Goodwill is recognised for the future economic benefits arising from assets acquired that are not individually identified and separately recognised. Goodwill is the difference between the consideration transferred, the amount of any non-controlling interest in the acquiree and the acquisition-date fair value of any previous equity interest in the acquiree over the fair value of the identifiable net assets acquired. If the non-controlling interest is measured at its fair value, goodwill includes amounts attributable to the non-controlling interest. If the non-controlling interest is measured at its proportionate share of identifiable net assets, goodwill includes only amounts attributable to the controlling interest – that is the parent.

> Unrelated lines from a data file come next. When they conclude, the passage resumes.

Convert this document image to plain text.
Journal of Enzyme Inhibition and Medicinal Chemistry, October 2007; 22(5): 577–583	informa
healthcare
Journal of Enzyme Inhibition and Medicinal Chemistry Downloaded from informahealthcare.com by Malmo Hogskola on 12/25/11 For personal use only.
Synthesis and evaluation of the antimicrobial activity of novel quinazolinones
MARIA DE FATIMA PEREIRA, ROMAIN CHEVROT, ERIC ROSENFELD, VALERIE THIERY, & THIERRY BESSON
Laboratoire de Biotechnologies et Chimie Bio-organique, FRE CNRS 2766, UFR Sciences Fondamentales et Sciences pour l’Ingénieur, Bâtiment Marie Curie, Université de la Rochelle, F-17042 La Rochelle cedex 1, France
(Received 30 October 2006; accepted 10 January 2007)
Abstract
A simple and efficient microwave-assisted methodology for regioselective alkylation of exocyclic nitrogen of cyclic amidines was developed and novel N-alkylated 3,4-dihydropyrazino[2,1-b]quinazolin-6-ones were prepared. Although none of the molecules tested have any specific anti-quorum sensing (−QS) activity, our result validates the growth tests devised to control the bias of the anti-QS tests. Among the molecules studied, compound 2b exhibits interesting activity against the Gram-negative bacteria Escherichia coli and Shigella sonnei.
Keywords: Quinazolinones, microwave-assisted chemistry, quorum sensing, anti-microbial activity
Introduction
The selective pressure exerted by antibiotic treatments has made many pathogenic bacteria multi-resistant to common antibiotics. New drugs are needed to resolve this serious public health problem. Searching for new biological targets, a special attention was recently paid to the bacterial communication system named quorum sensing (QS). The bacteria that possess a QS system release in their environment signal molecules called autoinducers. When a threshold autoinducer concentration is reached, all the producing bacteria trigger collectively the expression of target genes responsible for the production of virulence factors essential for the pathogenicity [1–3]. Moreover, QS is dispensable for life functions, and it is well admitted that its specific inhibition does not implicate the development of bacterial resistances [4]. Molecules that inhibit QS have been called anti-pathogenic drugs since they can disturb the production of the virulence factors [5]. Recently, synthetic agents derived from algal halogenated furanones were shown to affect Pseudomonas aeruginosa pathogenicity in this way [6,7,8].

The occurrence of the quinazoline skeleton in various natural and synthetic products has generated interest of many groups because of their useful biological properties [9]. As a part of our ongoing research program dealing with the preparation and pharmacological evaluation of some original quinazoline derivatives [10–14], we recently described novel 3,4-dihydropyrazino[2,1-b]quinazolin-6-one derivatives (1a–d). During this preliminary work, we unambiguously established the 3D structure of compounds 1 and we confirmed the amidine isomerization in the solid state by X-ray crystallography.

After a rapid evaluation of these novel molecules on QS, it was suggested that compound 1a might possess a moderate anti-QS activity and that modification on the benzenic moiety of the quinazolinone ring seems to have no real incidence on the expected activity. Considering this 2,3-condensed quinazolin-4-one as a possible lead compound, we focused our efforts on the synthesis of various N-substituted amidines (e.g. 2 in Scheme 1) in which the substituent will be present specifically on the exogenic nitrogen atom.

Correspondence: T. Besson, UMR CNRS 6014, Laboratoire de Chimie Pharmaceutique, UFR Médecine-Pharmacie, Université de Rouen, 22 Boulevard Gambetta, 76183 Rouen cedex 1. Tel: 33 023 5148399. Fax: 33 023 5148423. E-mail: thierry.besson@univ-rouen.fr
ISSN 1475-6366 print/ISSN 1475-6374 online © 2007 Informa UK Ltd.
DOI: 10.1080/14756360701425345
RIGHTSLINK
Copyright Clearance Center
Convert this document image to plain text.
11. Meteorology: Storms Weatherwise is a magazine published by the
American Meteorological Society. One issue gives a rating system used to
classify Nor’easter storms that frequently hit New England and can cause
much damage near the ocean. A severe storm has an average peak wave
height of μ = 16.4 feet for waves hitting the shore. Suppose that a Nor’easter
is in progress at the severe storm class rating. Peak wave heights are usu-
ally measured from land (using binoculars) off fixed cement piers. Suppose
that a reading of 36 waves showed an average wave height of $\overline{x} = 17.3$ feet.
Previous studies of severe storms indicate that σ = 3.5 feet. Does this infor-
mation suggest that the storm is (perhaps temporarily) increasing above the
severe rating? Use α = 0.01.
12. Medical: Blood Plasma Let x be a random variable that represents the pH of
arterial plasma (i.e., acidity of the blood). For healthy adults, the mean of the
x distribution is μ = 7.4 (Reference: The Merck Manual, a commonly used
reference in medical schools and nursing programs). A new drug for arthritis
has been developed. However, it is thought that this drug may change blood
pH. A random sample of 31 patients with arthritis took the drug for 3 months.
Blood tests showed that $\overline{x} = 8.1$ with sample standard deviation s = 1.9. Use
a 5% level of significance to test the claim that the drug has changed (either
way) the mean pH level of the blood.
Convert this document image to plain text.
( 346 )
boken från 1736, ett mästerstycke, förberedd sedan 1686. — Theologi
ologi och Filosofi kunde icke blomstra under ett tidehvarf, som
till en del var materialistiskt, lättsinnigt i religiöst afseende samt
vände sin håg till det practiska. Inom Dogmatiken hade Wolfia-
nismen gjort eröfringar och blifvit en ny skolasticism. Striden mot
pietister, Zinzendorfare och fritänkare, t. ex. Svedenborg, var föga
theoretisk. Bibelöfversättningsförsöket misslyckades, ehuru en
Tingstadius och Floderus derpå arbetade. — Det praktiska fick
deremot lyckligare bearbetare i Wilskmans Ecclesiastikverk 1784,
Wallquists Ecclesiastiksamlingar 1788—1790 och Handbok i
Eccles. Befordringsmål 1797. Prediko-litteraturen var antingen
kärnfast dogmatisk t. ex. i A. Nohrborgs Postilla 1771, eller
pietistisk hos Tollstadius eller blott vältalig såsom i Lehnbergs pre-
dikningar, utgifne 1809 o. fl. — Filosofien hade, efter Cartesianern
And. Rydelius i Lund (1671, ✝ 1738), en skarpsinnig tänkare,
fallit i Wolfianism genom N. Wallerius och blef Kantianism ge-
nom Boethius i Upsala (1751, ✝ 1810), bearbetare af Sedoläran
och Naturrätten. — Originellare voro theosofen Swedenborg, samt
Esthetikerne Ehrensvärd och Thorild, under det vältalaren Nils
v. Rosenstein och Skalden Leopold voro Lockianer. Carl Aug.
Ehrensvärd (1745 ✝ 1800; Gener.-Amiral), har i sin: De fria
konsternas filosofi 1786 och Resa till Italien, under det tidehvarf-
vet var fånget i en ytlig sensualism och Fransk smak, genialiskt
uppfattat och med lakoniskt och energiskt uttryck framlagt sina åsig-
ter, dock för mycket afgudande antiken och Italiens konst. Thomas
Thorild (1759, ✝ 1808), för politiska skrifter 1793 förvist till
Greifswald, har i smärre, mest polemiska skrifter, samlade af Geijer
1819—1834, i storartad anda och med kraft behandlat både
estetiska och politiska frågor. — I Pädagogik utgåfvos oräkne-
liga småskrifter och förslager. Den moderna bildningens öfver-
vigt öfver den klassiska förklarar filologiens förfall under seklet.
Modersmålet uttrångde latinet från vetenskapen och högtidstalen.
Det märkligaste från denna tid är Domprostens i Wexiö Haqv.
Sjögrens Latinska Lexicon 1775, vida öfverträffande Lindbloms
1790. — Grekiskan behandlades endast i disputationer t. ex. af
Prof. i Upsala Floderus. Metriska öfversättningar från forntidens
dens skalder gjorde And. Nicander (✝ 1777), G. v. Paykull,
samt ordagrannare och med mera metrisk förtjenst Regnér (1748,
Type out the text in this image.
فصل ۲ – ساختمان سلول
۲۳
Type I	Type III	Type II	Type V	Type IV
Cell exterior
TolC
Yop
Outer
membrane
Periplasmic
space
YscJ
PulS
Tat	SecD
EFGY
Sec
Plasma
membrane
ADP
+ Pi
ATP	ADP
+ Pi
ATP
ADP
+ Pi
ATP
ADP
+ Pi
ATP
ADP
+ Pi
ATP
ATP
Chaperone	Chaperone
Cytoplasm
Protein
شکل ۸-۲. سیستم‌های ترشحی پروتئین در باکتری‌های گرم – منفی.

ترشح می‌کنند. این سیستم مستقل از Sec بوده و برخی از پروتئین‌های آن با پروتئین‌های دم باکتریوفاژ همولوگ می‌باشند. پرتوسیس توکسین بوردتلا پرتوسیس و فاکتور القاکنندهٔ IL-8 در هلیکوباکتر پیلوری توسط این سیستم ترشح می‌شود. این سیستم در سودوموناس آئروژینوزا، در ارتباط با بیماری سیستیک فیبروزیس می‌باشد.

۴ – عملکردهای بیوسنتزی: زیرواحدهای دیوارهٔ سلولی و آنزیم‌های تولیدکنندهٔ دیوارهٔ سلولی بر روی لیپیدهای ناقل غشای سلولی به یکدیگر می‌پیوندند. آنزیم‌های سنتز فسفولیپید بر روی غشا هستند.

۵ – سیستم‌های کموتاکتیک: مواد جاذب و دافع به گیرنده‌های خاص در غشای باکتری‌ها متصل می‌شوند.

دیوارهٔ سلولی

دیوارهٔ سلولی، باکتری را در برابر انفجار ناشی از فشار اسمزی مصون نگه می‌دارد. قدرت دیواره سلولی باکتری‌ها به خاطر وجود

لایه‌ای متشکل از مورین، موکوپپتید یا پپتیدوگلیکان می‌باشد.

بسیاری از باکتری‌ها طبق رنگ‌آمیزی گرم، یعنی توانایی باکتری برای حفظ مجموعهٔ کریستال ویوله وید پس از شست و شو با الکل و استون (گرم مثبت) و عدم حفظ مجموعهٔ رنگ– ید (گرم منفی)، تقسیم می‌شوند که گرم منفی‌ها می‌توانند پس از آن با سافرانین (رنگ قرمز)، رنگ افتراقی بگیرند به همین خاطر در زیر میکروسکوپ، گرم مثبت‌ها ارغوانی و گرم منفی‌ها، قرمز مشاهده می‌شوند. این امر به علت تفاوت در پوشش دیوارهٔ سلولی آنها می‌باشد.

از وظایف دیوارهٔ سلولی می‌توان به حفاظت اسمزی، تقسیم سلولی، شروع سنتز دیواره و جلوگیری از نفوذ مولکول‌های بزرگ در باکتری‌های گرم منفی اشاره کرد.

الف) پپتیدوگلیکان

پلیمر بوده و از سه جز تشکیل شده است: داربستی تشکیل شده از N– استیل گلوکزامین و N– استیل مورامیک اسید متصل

Goodwill is recognised as an asset and tested annually for impairment, or more frequently if there is an indication of impairment.
In rare situations – for example, a bargain purchase as a result of a distressed sale – it is possible that no goodwill will result from the transaction. Rather, a gain will be recognised.
Business combinations excluded from IFRS 3’s scope, for example those involving businesses under common control, have a policy choice of either using the acquisition accounting method outlined in IFRS 3 or using predecessor accounting.